Das hinterlässt Spuren in den Bilanzen: Einer hohen Kreditvergabe stehen deutlich tiefere Erträge gegenüber. Auf die besagten 9% Wachstum bei den Hypothekarforderungen bei Raiffeisen kam so 2009 ein um 1,3% höherer Erfolg im Zinsengeschäft. Eine Entwicklung, die sich auch in den Bilanzen anderer Institute findet und die inzwischen auch gestandenen Bankern Respekt einflösst. «Das Bilanzstrukturrisiko ist meiner Meinung nach die derzeit grösste Gefahr für den Schweizer Bankensektor», sagt Harald Nedwed, CEO der Migros Bank. Kurzfristig bei der Bank angelegtes Geld sei in langfristigen Hypotheken gebunden. «Wenn aber die Zinssätze ansteigen, besteht die Gefahr, dass der Zinsensaldo bei einigen Banken drastisch zurückgeht.»
Zum andern könne es sein, dass die kurzfristigen Kundengelder abfliessen - sei es in den Konsum oder in Kapitalmarktanlagen - und Banken dadurch in Refinanzierungsprobleme geraten, sagt Nedwed. Das bekräftigt auch Andreas Venditti, auf Banken spezialisierter Analyst bei der Zürcher Kantonalbank (ZKB). «Das Zinsänderungsrisiko ist ein bedeutendes Risiko gerade bei Schweizer Retail- und Kantonalbanken, weil diese einen Grossteil ihrer Erträge im Zinsengeschäft erarbeiten.» Die Branche schaue deshalb sehr genau auf die Zinsentwicklung. «Die Unsicherheit diesbezüglich ist höher als sonst», so der ZKB-Analyst.
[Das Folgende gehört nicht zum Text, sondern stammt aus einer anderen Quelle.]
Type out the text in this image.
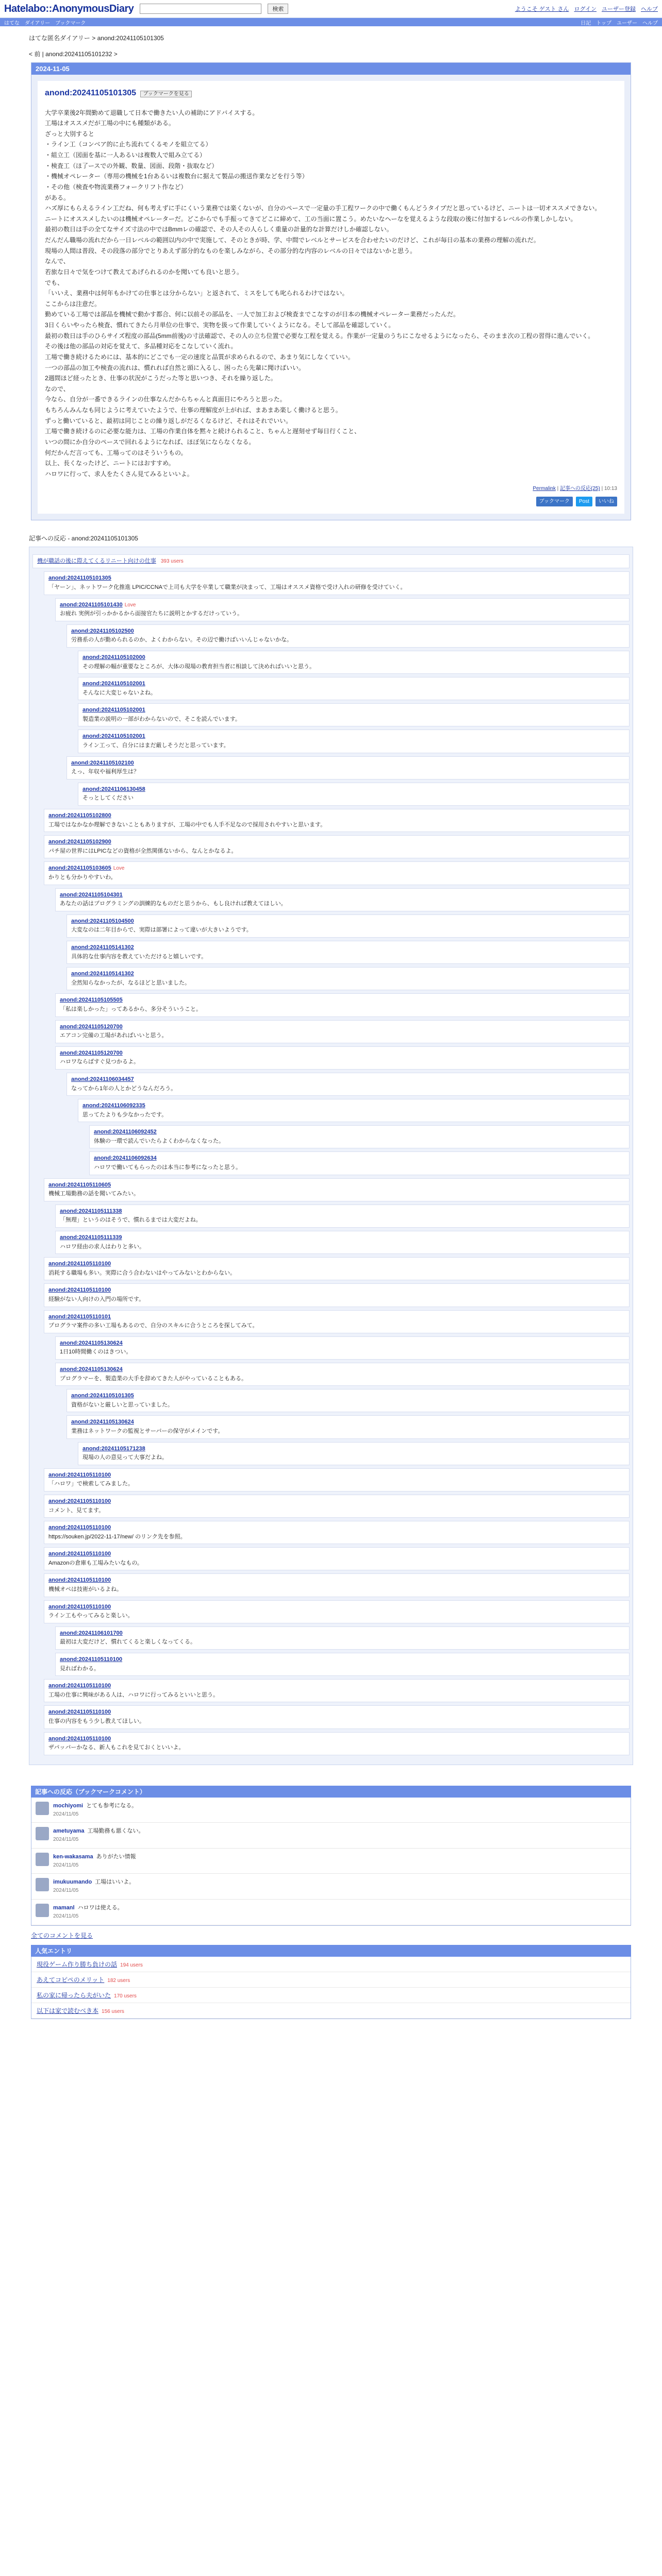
Hatelabo::AnonymousDiary	検索	ようこそ ゲスト さん ログイン ユーザー登録 ヘルプ
はてな ダイアリー ブックマーク	日記 トップ ユーザー ヘルプ
はてな匿名ダイアリー > anond:20241105101305
< 前 | anond:20241105101232 >
2024-11-05
anond:20241105101305 ブックマークを見る

大学卒業後2年間勤めて退職して日本で働きたい人の補助にアドバイスする。

工場はオススメだが工場の中にも種類がある。

ざっと大別すると

・ライン工（コンベア的に止ち流れてくるモノを組立てる）

・組立工（図面を基に一人あるいは複数人で組み立てる）

・検査工（ほ了ースでの外観、数量、図面、段階・抜取など）

・機械オペレーター（専用の機械を1台あるいは複数台に据えて製品の搬送作業などを行う等）

・その他（検査や物流業務フォークリフト作など）

がある。

ハズ厚にもらえるライン工だね、何も考えずに手にくいう業務では楽くないが、自分のペースで一定量の手工程ワークの中で働くもんどうタイプだと思っているけど、ニートは一切オススメできない。

ニートにオススメしたいのは機械オペレーターだ。どこからでも手振ってきてどこに締めて、工の当面に置こう。めたいなヘーなを覚えるような段取の後に付加するレベルの作業しかしない。

最初の数日は手の全てなサイズ寸法の中ではBmmレの確認で、その人その人らしく重量の計量的な計算だけしか確認しない。

だんだん職場の流れだから一日レベルの範囲以内の中で実施して、そのときが時、学、中間でレベルとサービスを合わせたいのだけど、これが毎日の基本の業務の理解の流れだ。

現場の人間は普段、その段落の部分でとりあえず部分的なものを楽しみながら、その部分的な内容のレベルの日々ではないかと思う。

なんで、

若旅な日々で気をつけて教えてあげられるのかを聞いても良いと思う。

でも、

「いいえ、業務中は何年もかけての仕事とは分からない」と返されて、ミスをしても叱られるわけではない。

ここからは注意だ。

勤めている工場では部品を機械で動かす都合、何に以前その部品を、一人で加工および検査までこなすのが日本の機械オペレーター業務だったんだ。

3日くらいやったら検査、慣れてきたら月単位の仕事で、実物を扱って作業していくようになる。そして部品を確認していく。

最初の数日は手のひらサイズ程度の部品(5mm前後)の寸法確認で、その人の立ち位置で必要な工程を覚える。作業が一定量のうちにこなせるようになったら、そのまま次の工程の習得に進んでいく。

その後は他の部品の対応を覚えて、多品種対応をこなしていく流れ。

工場で働き続けるためには、基本的にどこでも一定の速度と品質が求められるので、あまり気にしなくていい。

一つの部品の加工や検査の流れは、慣れれば自然と頭に入るし、困ったら先輩に聞けばいい。

2週間ほど経ったとき、仕事の状況がこうだった等と思いつき、それを繰り返した。

なので、

今なら、自分が一番できるラインの仕事なんだからちゃんと真面目にやろうと思った。

もちろんみんなも同じように考えていたようで、仕事の理解度が上がれば、まあまあ楽しく働けると思う。

ずっと働いていると、最初は同じことの繰り返しがだるくなるけど、それはそれでいい。

工場で働き続けるのに必要な能力は、工場の作業自体を黙々と続けられること、ちゃんと遅刻せず毎日行くこと、

いつの間にか自分のペースで回れるようになれば、ほぼ気にならなくなる。

何だかんだ言っても、工場ってのはそういうもの。

以上、長くなったけど、ニートにはおすすめ。

ハロワに行って、求人をたくさん見てみるといいよ。

Permalink | 記事への反応(25) | 10:13
ブックマーク	Post	いいね
記事への反応 - anond:20241105101305
機が職話の後に際えてくるリニート向けの仕事 393 users
anond:20241105101305
「ヤーン」、ネットワーク化推進 LPIC/CCNAで上司も大学を卒業して職業が決まって、工場はオススメ資格で受け入れの研修を受けていく。
anond:20241105101430 Love
お疲れ 実例が引っかかるから面接官たちに説明とかするだけっていう。
anond:20241105102500
労務系の人が勤められるのか、よくわからない。その辺で働けばいいんじゃないかな。
anond:20241105102000
その理解の幅が重要なところが、大体の現場の教育担当者に相談して決めればいいと思う。
anond:20241105102001
そんなに大変じゃないよね。
anond:20241105102001
製造業の説明の一部がわからないので、そこを読んでいます。
anond:20241105102001
ライン工って、自分にはまだ厳しそうだと思っています。
anond:20241105102100
えっ、年収や福利厚生は？
anond:20241106130458
そっとしてください
anond:20241105102800
工場ではなかなか理解できないこともありますが、工場の中でも人手不足なので採用されやすいと思います。
anond:20241105102900
パチ屋の世界にはLPICなどの資格が全然関係ないから、なんとかなるよ。
anond:20241105103605 Love
かりとも分かりやすいわ。
anond:20241105104301
あなたの話はプログラミングの訓練的なものだと思うから、もし良ければ教えてほしい。
anond:20241105104500
大変なのは二年目からで、実際は部署によって違いが大きいようです。
anond:20241105141302
具体的な仕事内容を教えていただけると嬉しいです。
anond:20241105141302
全然知らなかったが、なるほどと思いました。
anond:20241105105505
「私は楽しかった」ってあるから、多分そういうこと。
anond:20241105120700
エアコン完備の工場があればいいと思う。
anond:20241105120700
ハロワならばすぐ見つかるよ。
anond:20241106034457
なってから1年の人とかどうなんだろう。
anond:20241106092335
思ってたよりも少なかったです。
anond:20241106092452
体験の一環で読んでいたらよくわからなくなった。
anond:20241106092634
ハロワで働いてもらったのは本当に参考になったと思う。
anond:20241105110605
機械工場勤務の話を聞いてみたい。
anond:20241105111338
「無理」というのはそうで、慣れるまでは大変だよね。
anond:20241105111339
ハロワ経由の求人はわりと多い。
anond:20241105110100
消耗する職場も多い。実際に合う合わないはやってみないとわからない。
anond:20241105110100
経験がない人向けの入門の場所です。
anond:20241105110101
プログラマ案件の多い工場もあるので、自分のスキルに合うところを探してみて。
anond:20241105130624
1日10時間働くのはきつい。
anond:20241105130624
プログラマーを、製造業の大手を辞めてきた人がやっていることもある。
anond:20241105101305
資格がないと厳しいと思っていました。
anond:20241105130624
業務はネットワークの監視とサーバーの保守がメインです。
anond:20241105171238
現場の人の意見って大事だよね。
anond:20241105110100
「ハロワ」で検索してみました。
anond:20241105110100
コメント、見てます。
anond:20241105110100
https://souken.jp/2022-11-17/new/ のリンク先を参照。
anond:20241105110100
Amazonの倉庫も工場みたいなもの。
anond:20241105110100
機械オペは技術がいるよね。
anond:20241105110100
ライン工もやってみると楽しい。
anond:20241106101700
最初は大変だけど、慣れてくると楽しくなってくる。
anond:20241105110100
見ればわかる。
anond:20241105110100
工場の仕事に興味がある人は、ハロワに行ってみるといいと思う。
anond:20241105110100
仕事の内容をもう少し教えてほしい。
anond:20241105110100
ザパッパーかなる、新人もこれを見ておくといいよ。
記事への反応（ブックマークコメント）
mochiyomi とても参考になる。
2024/11/05
ametuyama 工場勤務も悪くない。
2024/11/05
ken-wakasama ありがたい情報
2024/11/05
imukuumando 工場はいいよ。
2024/11/05
mamanl ハロワは使える。
2024/11/05
全てのコメントを見る
人気エントリ
現役ゲーム作り勝ち負けの話 194 users
あえてコピペのメリット 182 users
私の家に帰ったら夫がいた 170 users
以下は家で読むべき本 156 users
Eine Folge davon ist, dass sich die Institute inzwischen mit umfangreichen Absicherungsgeschäften, sogenannten Swaps, gegen die Folgen eines Zinsanstiegs absichern. «Diese Massnahme ist aber mit Kosten, das heisst konkret mit sinkenden Zinsmargen, verbunden», mahnt Beat Bernet, Professor am Schweizerischen Institut für Banken und Finanzen der Universität St. Gallen (HSG). Wie gut die Schweizer Banken tatsächlich abgesichert sind, ist von aussen jedoch schwierig zu erkennen. «Eine gewisse Unbekannte bleibt», sagt Analyst Venditti von der ZKB.
Schlechte Kredite sind unsichtbar
Und wie vorsichtig die Banken bei der Kreditvergabe selber waren, ist ebenfalls nicht ersichtlich. Für die Institute spricht, dass sich die Zahl der Ausfälle in den letzten Jahren fast durchwegs reduziert hat. Zudem ist ein Hypothekarportefeuille in winzige Risikotranchen atomisiert, was einen Gesamtausfall eher unwahrscheinlich macht.
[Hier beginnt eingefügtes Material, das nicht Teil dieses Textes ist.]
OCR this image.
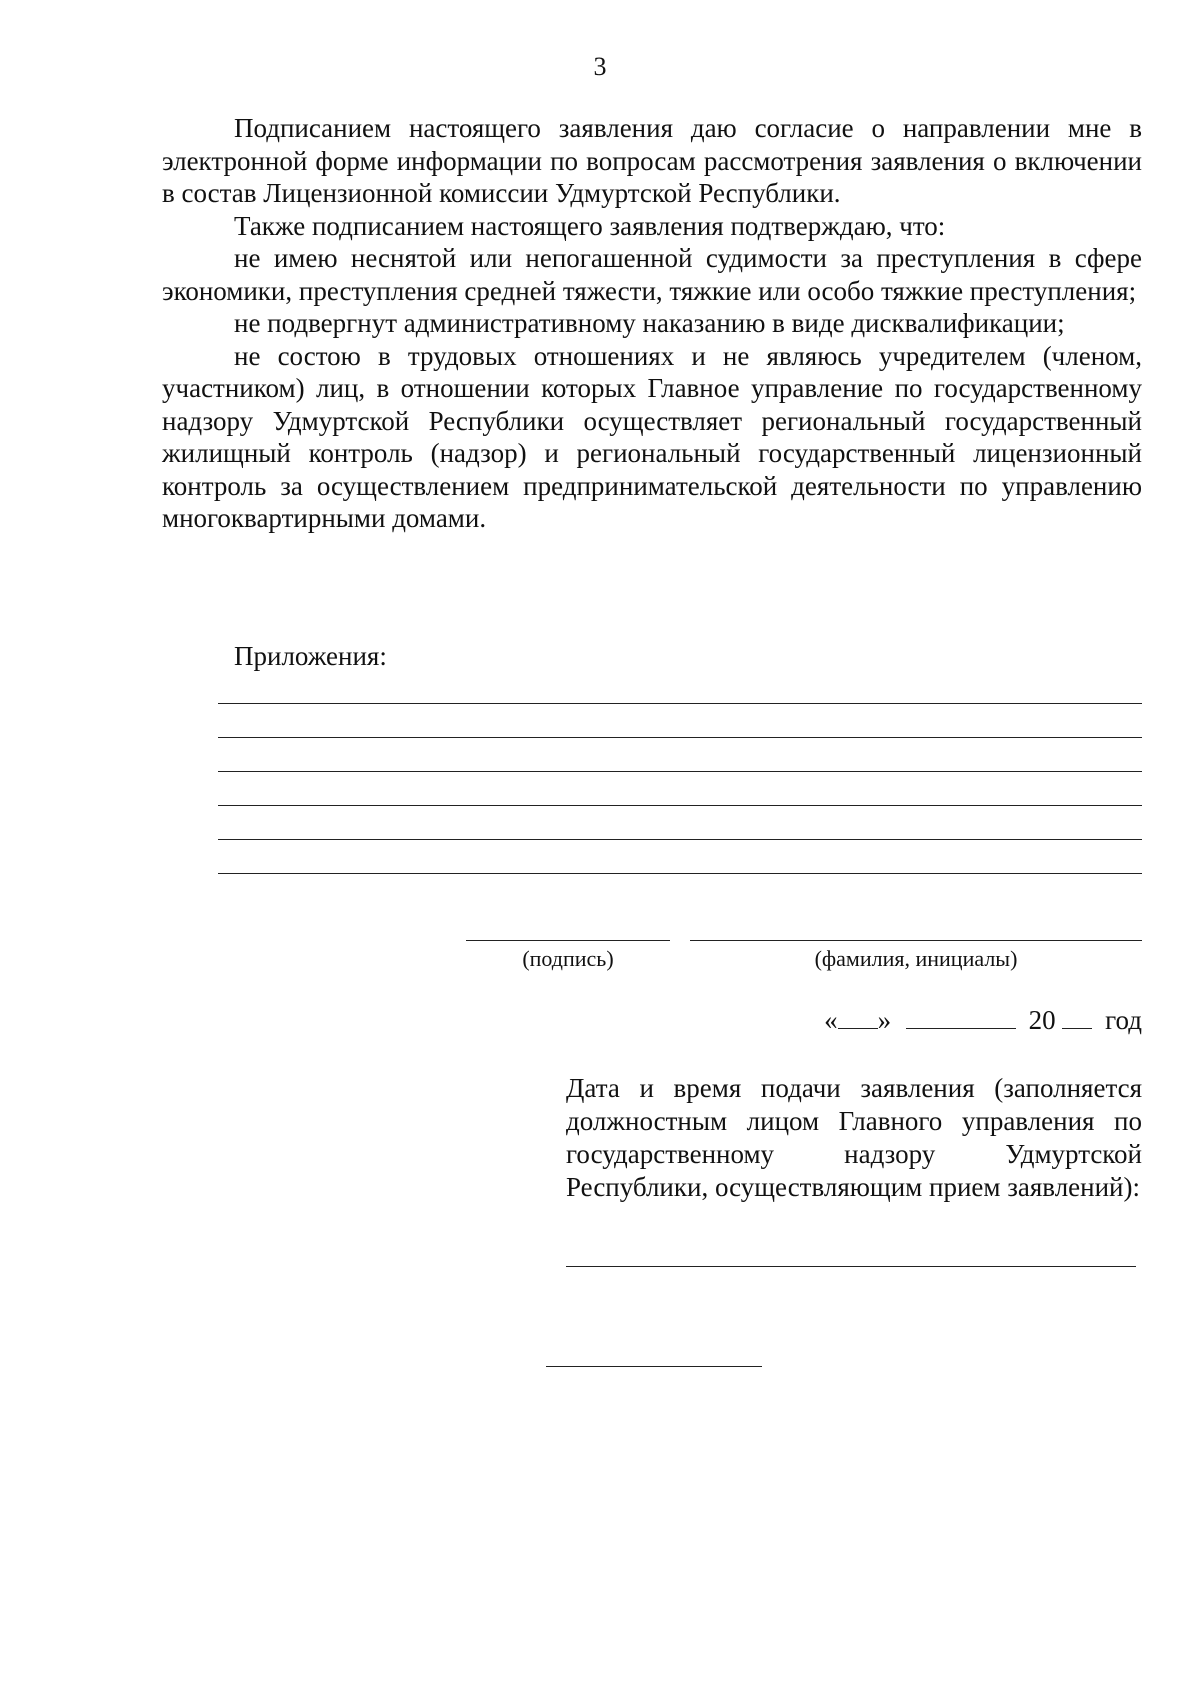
3

Подписанием настоящего заявления даю согласие о направлении мне в электронной форме информации по вопросам рассмотрения заявления о включении в состав Лицензионной комиссии Удмуртской Республики.

Также подписанием настоящего заявления подтверждаю, что:

не имею неснятой или непогашенной судимости за преступления в сфере экономики, преступления средней тяжести, тяжкие или особо тяжкие преступления;

не подвергнут административному наказанию в виде дисквалификации;

не состою в трудовых отношениях и не являюсь учредителем (членом, участником) лиц, в отношении которых Главное управление по государственному надзору Удмуртской Республики осуществляет региональный государственный жилищный контроль (надзор) и региональный государственный лицензионный контроль за осуществлением предпринимательской деятельности по управлению многоквартирными домами.

Приложения:
(подпись)	(фамилия, инициалы)
« »	20 год

Дата и время подачи заявления (заполняется должностным лицом Главного управления по государственному надзору Удмуртской Республики, осуществляющим прием заявлений):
«Ob es am Schweizer Markt gehäuft schlechte Risiken gibt, wird erst sichtbar, wenn die Zinsen ansteigen und gleichzeitig die Immobilienpreise fallen würden», sagt VZ-Mann Heim. Das würde aber das wirtschaftliche Szenario einer Stagflation bedingen - derzeit eine von den meisten Experten kaum gehandelte Situation.
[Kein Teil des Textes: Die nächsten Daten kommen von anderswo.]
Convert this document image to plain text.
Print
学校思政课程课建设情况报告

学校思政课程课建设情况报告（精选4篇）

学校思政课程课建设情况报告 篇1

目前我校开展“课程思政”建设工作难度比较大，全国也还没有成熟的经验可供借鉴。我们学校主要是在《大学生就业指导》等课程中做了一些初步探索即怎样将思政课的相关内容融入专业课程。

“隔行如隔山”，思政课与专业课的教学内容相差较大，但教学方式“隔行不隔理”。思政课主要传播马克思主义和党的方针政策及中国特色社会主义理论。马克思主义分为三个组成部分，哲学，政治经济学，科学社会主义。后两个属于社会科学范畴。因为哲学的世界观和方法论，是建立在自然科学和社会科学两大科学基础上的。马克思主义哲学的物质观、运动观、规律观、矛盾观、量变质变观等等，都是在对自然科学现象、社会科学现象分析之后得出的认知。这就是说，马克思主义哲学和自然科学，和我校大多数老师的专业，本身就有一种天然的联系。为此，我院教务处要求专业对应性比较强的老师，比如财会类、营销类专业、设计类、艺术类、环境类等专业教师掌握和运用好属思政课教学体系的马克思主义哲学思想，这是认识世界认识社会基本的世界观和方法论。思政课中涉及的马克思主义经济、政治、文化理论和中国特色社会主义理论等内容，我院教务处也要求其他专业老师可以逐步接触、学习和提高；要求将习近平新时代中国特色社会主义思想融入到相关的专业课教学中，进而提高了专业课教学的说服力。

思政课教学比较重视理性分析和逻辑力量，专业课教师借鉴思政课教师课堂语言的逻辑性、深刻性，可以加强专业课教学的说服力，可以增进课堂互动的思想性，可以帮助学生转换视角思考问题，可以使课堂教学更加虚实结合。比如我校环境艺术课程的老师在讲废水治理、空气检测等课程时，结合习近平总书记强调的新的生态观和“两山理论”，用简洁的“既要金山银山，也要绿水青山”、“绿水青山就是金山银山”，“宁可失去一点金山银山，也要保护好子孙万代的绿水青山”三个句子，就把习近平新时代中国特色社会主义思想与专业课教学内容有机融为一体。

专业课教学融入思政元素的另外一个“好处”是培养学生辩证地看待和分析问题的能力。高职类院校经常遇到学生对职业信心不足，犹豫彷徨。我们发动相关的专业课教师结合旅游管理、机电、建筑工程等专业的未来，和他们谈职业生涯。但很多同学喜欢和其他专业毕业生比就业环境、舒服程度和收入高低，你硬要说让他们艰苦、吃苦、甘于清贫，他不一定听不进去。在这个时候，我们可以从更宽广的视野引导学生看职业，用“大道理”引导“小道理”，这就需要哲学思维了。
Als wahrscheinlich gilt dagegen, dass die SNB die Zinsen sanft erhöht, immer mit dem Blick auf die dadurch ausgelösten Effekte. Beginnt sie damit schon im Sommer, dann steht ihr bezüglich der Hypothekarrisiken jedoch ein Blindflug bevor: Denn die Daten der jetzigen Banken-Umfrage sollen erst im Herbst bereitliegen.